# Pivot tables
* A pivot table is itself a DataFrame, which compares two groups on some shared columns, thus:
  1. the rows represent one variable that you're interested in
  2. the columns another variables, and 
  3. the cell content is some *aggregate* value of a third column 
* Often a pivot table includes marginal values as well, which are comparisons across multiple groups (more in a minute)

In [None]:
# Here we have the Times Higher Education World University Ranking dataset
import pandas as pd
import numpy as np
df = pd.read_csv('datasets/cwurData.csv')
df.head()

In [None]:
# Let's say we want to create a new column called *Rank_Level*, where institutions with world ranking 1-100 are
# categorized as *first tier* and those with world ranking 101 - 200 are *second tier*, ranking 201 - 300 are
# *third tier*, after 301 is *other* top universities.

# You do that now, please.

In [None]:
#Put interesting student solution here.
def set_rank(row):
    if row["world_rank"] <= 100:
        row["Rank_Level"]="first tier"
    elif row["world_rank"] <= 200:
        row["Rank_Level"]="second tier"
    elif row["world_rank"] <= 300:
        row["Rank_Level"]="third tier"
    else:
        row["Rank_Level"]="other top universities"
    return row

df=df.apply(set_rank, axis=1)
df.head()


* Let's pivot! We need two columns, let's say the *country* and our *rank level* these will become our new rows (index)/columns (labels)
* Now we need one column of interest for the cell value, let's use the *score*
* Then we need on aggregation function, which we'll apply to *score* let's use `np.mean`

* essentially this means we're comparing two groups, "Countries" vs. "Rank Level" with respect to score using an average. Think for a moment how you might tackle this with group by

In [None]:
df.pivot_table(values='score', index='country', columns='Rank_Level', aggfunc=[np.mean]).head()

* we notice that there are some NaN values, e.g. Argentia has only observations in the "Other Top Unversities" category

* pivot tables aren't limited to one aggregation! We could use multiple functions and see those results with heirarchical column labels

In [None]:
df.pivot_table(values='score', index='country', columns='Rank_Level', aggfunc=[np.mean, np.max]).head()

In [None]:
# we can also provide those marginal values
df.pivot_table(values='score', index='country', columns='Rank_Level', aggfunc=[np.mean, np.max], 
               margins=True).head()

In [None]:
# A pivot table is just a multi-level dataframe
new_df=df.pivot_table(values='score', index='country', columns='Rank_Level', aggfunc=[np.mean, np.max], 
               margins=True)
# Now let's look at the index
print(new_df.index)
# And let's look at the columns
print(new_df.columns)

In [None]:
# How would we query this if we want to get the average scores of First Tier universities broken down by country?
# You do that now, please.

* Let's get weird.
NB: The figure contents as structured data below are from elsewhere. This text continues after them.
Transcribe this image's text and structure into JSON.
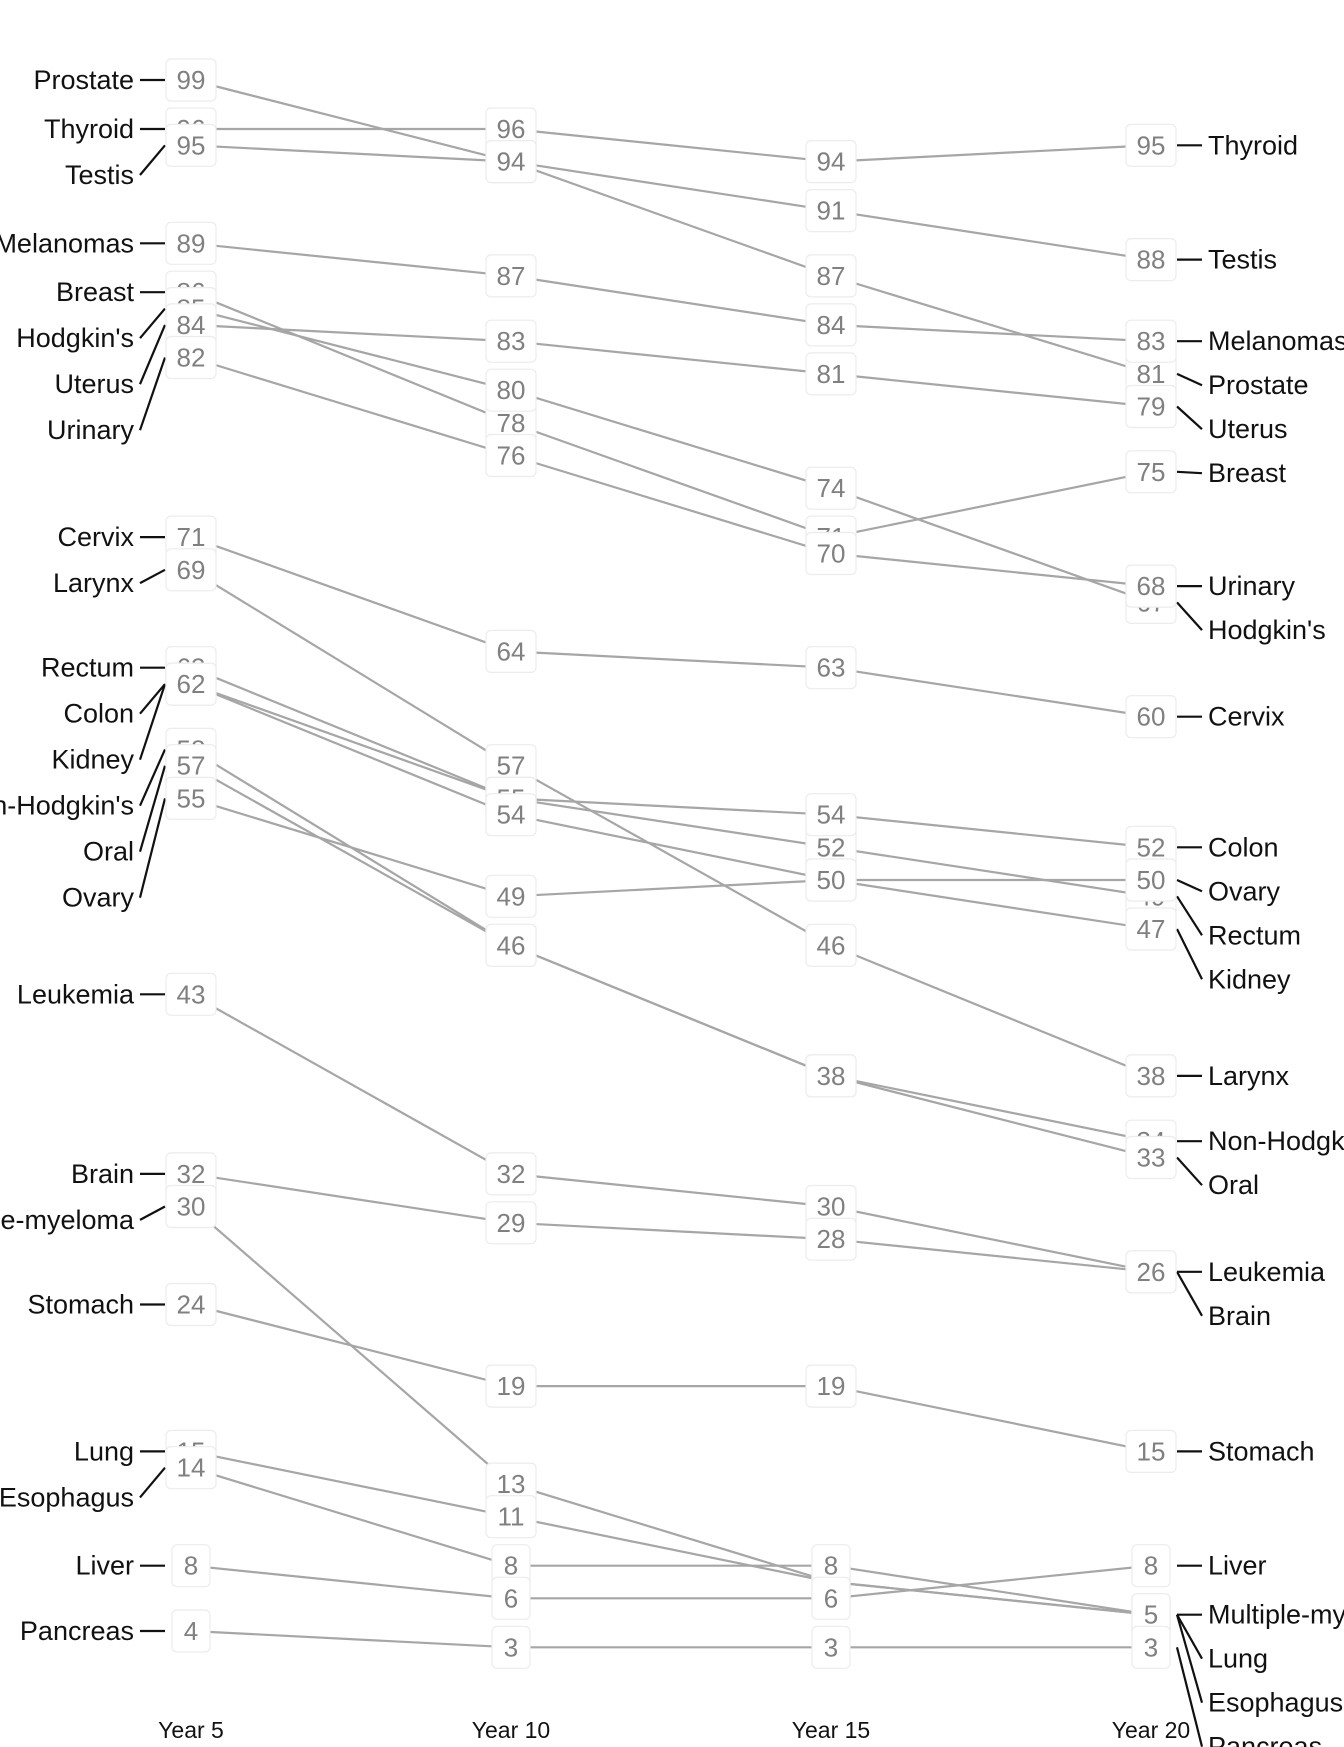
{
  "chart_data": {
    "type": "line",
    "variant": "slopegraph",
    "title": "",
    "xlabel": "",
    "ylabel": "",
    "grid": false,
    "legend": "none",
    "categories": [
      "Year 5",
      "Year 10",
      "Year 15",
      "Year 20"
    ],
    "series": [
      {
        "name": "Prostate",
        "values": [
          99,
          94,
          87,
          81
        ]
      },
      {
        "name": "Thyroid",
        "values": [
          96,
          96,
          94,
          95
        ]
      },
      {
        "name": "Testis",
        "values": [
          95,
          94,
          91,
          88
        ]
      },
      {
        "name": "Melanomas",
        "values": [
          89,
          87,
          84,
          83
        ]
      },
      {
        "name": "Breast",
        "values": [
          86,
          78,
          71,
          75
        ]
      },
      {
        "name": "Hodgkin's",
        "values": [
          85,
          80,
          74,
          67
        ]
      },
      {
        "name": "Uterus",
        "values": [
          84,
          83,
          81,
          79
        ]
      },
      {
        "name": "Urinary",
        "values": [
          82,
          76,
          70,
          68
        ]
      },
      {
        "name": "Cervix",
        "values": [
          71,
          64,
          63,
          60
        ]
      },
      {
        "name": "Larynx",
        "values": [
          69,
          57,
          46,
          38
        ]
      },
      {
        "name": "Rectum",
        "values": [
          63,
          55,
          52,
          49
        ]
      },
      {
        "name": "Colon",
        "values": [
          62,
          55,
          54,
          52
        ]
      },
      {
        "name": "Kidney",
        "values": [
          62,
          54,
          50,
          47
        ]
      },
      {
        "name": "Non-Hodgkin's",
        "values": [
          58,
          46,
          38,
          34
        ]
      },
      {
        "name": "Oral",
        "values": [
          57,
          46,
          38,
          33
        ]
      },
      {
        "name": "Ovary",
        "values": [
          55,
          49,
          50,
          50
        ]
      },
      {
        "name": "Leukemia",
        "values": [
          43,
          32,
          30,
          26
        ]
      },
      {
        "name": "Brain",
        "values": [
          32,
          29,
          28,
          26
        ]
      },
      {
        "name": "Multiple-myeloma",
        "values": [
          30,
          13,
          7,
          5
        ]
      },
      {
        "name": "Stomach",
        "values": [
          24,
          19,
          19,
          15
        ]
      },
      {
        "name": "Lung",
        "values": [
          15,
          11,
          7,
          5
        ]
      },
      {
        "name": "Esophagus",
        "values": [
          14,
          8,
          8,
          5
        ]
      },
      {
        "name": "Liver",
        "values": [
          8,
          6,
          6,
          8
        ]
      },
      {
        "name": "Pancreas",
        "values": [
          4,
          3,
          3,
          3
        ]
      }
    ]
  }
}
We can `stack` and `unstack` columns in our dataframe.
* `stack` takes pivots the lowermost column index to become the innermost row index. unstack is the inverse
* let's look back at that pivot table...

In [None]:
new_df.head() #we want to take the tier of uni and move it to a row index, so we are stacking....

In [None]:
new_df.stack().head()

In [None]:
# It can get complex! You are just comparing two groups and a value (or multiple values in this case!)
# we can unstack() all the way if we want to, which means move a row index into a column index
new_df.head() #let's pivot rank_level now into the column, what shape do you think this will create?

In [None]:
new_df.unstack().head(10)

* Remember, you can pass any function you want to the aggregate function, including those that you define yourself!